Learning similarity function for rare queries

  • Authors:
  • Jingfang Xu;Gu Xu

  • Affiliations:
  • Microsoft Research Asia, Beijing, China;Microsoft Research Asia, Beijing, China

  • Venue:
  • Proceedings of the fourth ACM international conference on Web search and data mining
  • Year:
  • 2011

Quantified Score

Hi-index 0.00

Visualization

Abstract

The key element of many query processing tasks can be formalized as calculation of similarities between queries. These include query suggestion, query reformulation, and query expansion. Although many methods have been proposed for query similarity calculation, they could perform poorly on rare queries. As far as we know, there was no previous work particularly about rare query similarity calculation, and this paper tries to study this problem. Specifically, we address three problems. Firstly, we define an n-gram space to represent queries with their own content and a similarity function to measure the similarities between queries. Secondly, we propose learning the similarity function by leveraging the training data derived from user behavior data. This is formalized as an optimization problem and a metric learning approach is employed to solve it efficiently.
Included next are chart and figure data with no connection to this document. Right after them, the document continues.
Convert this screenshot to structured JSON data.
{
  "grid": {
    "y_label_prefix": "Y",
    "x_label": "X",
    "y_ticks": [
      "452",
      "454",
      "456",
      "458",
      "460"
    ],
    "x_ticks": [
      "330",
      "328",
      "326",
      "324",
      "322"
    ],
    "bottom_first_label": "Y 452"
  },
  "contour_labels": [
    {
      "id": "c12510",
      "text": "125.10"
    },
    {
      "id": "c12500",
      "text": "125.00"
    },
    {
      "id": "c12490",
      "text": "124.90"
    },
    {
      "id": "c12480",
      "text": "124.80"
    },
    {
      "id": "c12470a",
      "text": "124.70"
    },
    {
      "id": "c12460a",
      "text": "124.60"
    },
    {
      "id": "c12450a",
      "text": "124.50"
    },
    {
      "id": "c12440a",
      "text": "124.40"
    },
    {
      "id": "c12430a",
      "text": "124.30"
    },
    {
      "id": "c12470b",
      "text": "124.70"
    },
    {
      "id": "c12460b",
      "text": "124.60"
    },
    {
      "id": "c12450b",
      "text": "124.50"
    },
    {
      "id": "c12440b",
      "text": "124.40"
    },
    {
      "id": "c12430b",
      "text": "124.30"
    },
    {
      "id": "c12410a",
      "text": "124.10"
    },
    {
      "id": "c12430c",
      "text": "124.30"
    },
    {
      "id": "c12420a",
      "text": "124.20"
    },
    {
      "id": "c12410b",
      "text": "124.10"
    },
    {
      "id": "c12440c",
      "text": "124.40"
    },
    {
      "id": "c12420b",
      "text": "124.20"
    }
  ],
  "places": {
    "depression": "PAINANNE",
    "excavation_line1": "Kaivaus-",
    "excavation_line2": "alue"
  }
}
Finally, we exploit locality sensitive hashing for efficient retrieval of similar queries from a large query repository. We experimentally verified the effectiveness of the proposed approach by showing that our method can indeed enhance the accuracy of query similarity calculation for rare queries and efficiently retrieve similar queries. As an application, we also experimentally demonstrated that the similar queries found by our method can significantly improve search relevance.